After her parents arrived, it appeared her father would side with the police officers as well, stating she’d given herself quite a fright, and asked the police officers if they might take a look around to see if they could find Phil’s jacket that his daughter had so carelessly lost. They assured her father they would, and one actually said, “case closed” on his way out the door. Debbie could have spit she was so angry at their dismissal.
Back at home, it took an hour more to convince her mother that she didn’t need to sleep in their room that night. She was eighteen and wasn’t in any danger in her own bedroom. She tried for several hours to sleep, but always came away with nothing to show for it, finally abandoning the project to step onto the front step to smoke a cigarette. Her parents both smoked and knew she’d picked up the habit, with differing opinions on the matter. Her father believed it was unladylike, but her mother stated it would be a good practice to help keep her weight down.
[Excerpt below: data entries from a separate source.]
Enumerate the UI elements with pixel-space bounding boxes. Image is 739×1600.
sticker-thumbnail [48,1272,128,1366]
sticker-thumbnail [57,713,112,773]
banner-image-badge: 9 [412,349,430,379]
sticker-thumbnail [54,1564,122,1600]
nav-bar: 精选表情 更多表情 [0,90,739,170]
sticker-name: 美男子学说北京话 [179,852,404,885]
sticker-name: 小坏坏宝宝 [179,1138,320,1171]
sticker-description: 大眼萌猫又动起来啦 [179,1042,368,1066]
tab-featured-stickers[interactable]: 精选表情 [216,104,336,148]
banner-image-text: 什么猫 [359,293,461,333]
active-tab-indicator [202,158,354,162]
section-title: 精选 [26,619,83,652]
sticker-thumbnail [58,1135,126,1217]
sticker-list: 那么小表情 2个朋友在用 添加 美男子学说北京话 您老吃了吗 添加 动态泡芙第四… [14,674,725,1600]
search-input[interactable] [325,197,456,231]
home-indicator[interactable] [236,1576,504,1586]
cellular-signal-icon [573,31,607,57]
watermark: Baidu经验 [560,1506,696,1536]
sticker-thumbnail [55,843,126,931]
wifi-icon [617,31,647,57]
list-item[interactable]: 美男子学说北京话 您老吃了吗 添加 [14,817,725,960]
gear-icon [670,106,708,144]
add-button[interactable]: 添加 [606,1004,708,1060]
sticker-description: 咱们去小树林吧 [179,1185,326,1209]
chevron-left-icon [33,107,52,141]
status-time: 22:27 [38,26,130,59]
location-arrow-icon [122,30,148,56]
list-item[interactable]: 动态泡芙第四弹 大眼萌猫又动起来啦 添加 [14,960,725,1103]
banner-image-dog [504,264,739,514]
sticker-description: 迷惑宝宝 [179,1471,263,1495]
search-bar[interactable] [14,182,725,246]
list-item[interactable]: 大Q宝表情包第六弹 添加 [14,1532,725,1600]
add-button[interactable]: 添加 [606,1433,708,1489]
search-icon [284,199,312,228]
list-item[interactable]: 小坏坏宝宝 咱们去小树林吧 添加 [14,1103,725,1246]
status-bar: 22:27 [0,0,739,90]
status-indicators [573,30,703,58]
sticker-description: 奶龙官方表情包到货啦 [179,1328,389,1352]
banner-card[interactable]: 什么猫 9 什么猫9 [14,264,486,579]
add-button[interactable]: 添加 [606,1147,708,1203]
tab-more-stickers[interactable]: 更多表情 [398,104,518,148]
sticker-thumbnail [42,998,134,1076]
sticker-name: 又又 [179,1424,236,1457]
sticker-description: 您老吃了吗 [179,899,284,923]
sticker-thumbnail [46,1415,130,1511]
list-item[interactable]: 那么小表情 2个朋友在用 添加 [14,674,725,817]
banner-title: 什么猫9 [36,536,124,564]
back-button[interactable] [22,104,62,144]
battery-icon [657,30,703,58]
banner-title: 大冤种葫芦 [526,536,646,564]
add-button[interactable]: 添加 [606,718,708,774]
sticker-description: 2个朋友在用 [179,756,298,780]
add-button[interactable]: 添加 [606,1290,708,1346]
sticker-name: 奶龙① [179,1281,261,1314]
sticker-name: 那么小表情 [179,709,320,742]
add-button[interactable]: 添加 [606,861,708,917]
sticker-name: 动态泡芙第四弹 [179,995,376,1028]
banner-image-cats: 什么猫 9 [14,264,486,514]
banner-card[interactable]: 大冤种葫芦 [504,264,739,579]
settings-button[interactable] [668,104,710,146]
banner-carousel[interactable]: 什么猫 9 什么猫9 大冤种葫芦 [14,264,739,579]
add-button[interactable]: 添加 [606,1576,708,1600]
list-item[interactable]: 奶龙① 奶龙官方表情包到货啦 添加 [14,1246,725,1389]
Debbie thought it was relaxing even though it had long since lost the rebellious edge that initially drew her to it. Sitting on the porch swing in their quiet little post-war neighborhood, she was halfway through her second cigarette when her nerves finally began to calm.
Women’s shoes clicked along the new sidewalk that had just been poured on half their street. For an instant Debbie considered rushing back into the house to hide. She managed to tam
p down her fear with a healthy revival of the anger at her father and the police officers thinking it would all serve them right if she was murdered right there on her own porch by someone they all thought didn’t exist. Sadly, or perhaps more thankfully, the clicking shoes at 2 AM belonged to a girl. She was tall, blond, and waif thin with ethereal white skin that positively glowed in the moonlight.
Debbie had never seen the girl before, but she recognized the teddy bear she was carrying as one from the carnival bottle toss game and the letterman jacket she was wearing as one belonging to a baseball player from her school. It didn’t necessarily mean anything. The girl might have been a couple years behind her, and Debbie knew she didn’t pay much attention to sophomores or freshman. Half the girls in town likely had similar bears won by boyfriends, brothers, or fathers. And there were more than enough baseball players with similar jackets to give to girls. All of her explanations evaporated though when the girl turned right at the walkway and began coming up the stone path toward the house.